Kadının devlet işlerinde etkin olduğu görülüyor. Belediye işleriyle
ilgili eşinizle istişare eder misiniz? Eleştiriye açık bir insanım.
Haklı bir eleştiriyse gereğini yaparım. Ama Büyükşehir o kadar
büyük ki, eve taşımak istemiyorum. Ama bir konu olursa, bazen
konuşuruz. Mutlaka eşime söylenenler, kendisinden talep edilenler
vardır. Bunları kendisi değerlendirdikten sonra bana getirir. Ama
şunu özellikle söyleyeyim; geçmişteki hanım sultanlar gibi
yönetimle ilgili konulara girmez. Bu kentin çocukları sizin
çocuklarınız sayılır. Sokakta tinerci çocukları görünce neler
hissediyorsunuz? Bir insan olarak etkilenmemek mümkün değil. Kimse
garanti edemez ki, yakınından biri bu hale düşmesin. Hepimizin
problemi. Bu durum çoğaldıkça, toplumda daha büyük sıkıntılar olur.

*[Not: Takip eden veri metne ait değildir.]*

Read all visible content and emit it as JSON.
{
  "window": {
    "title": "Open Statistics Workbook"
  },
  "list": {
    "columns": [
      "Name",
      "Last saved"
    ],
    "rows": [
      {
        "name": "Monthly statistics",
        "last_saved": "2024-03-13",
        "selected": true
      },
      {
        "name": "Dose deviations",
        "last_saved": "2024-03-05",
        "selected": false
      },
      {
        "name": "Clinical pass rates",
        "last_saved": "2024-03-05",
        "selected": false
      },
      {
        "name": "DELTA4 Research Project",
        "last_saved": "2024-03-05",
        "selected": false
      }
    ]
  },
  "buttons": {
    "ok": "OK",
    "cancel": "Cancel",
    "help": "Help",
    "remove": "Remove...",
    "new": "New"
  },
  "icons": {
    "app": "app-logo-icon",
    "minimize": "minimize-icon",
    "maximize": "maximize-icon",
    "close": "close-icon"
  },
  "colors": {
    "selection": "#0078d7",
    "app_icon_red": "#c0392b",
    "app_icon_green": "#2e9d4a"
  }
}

Sadece tedavi etmek değil, ailelerin bu konudaki hassasiyetlerini
sağlamalıyız. Neler yapılabilir? Gücü yetmeyen ailelere de
yetkililer destek vermeli. Annelere yönelik okullarda eğitim
verilebilir. Milli Eğitim Bakanı’mızla görüşmemizde, bu konuda
fiziki ortamı hazırlayabileceğimizi belirttim. Kendilerinin de
olurlarını aldım. Konuyla ilgili eğitimciler ve akademisyenlerle
geniş çapta aile eğitimini gerçekleştireceğiz. Fiziki mekanları biz
sağlayacağız. Eğitimi onlar verecek. Bir bürokrat, mahiyetinde
çalışan birini şikayet ettiğinde tavrınız ne olur? Konuya tek
taraflı bakmam. Şikayet edileni de dinlerim. Araştırmam sonunda
şikayetin doğruluğuyla ilgili müşahhas deliller varsa hiç müsamaha
etmem. Eğer rahatsız edici ölçekteyse, affedemiyorum. Gelen bütün
elektronik posta mesajlarını mutlaka okurum. Bu e-maillerin ne
kadarı iş talebi? İş talebi yüzde 20 civarında. Daha çok kentin
sorunlarıyla ilgili. Mesela trafikle ilgili. Bazıları teşekkür için
yazıyor. Bir kısmına bizzat telefon edip görüşüyorum. Bir beyefendi
çok ağır eleştiri yazmış. Hakaret noktasına gelecek kadar ağır
eleştirileri dikkate almadan kendisini aradım. Şaşırdı. Bir yerdeki
altgeçitte yağmurda su baskını oluyormuş. Sanırım, orada
yaşadıklarının acısı ve öfkesiyle çok sert bir yazı yazmıştı.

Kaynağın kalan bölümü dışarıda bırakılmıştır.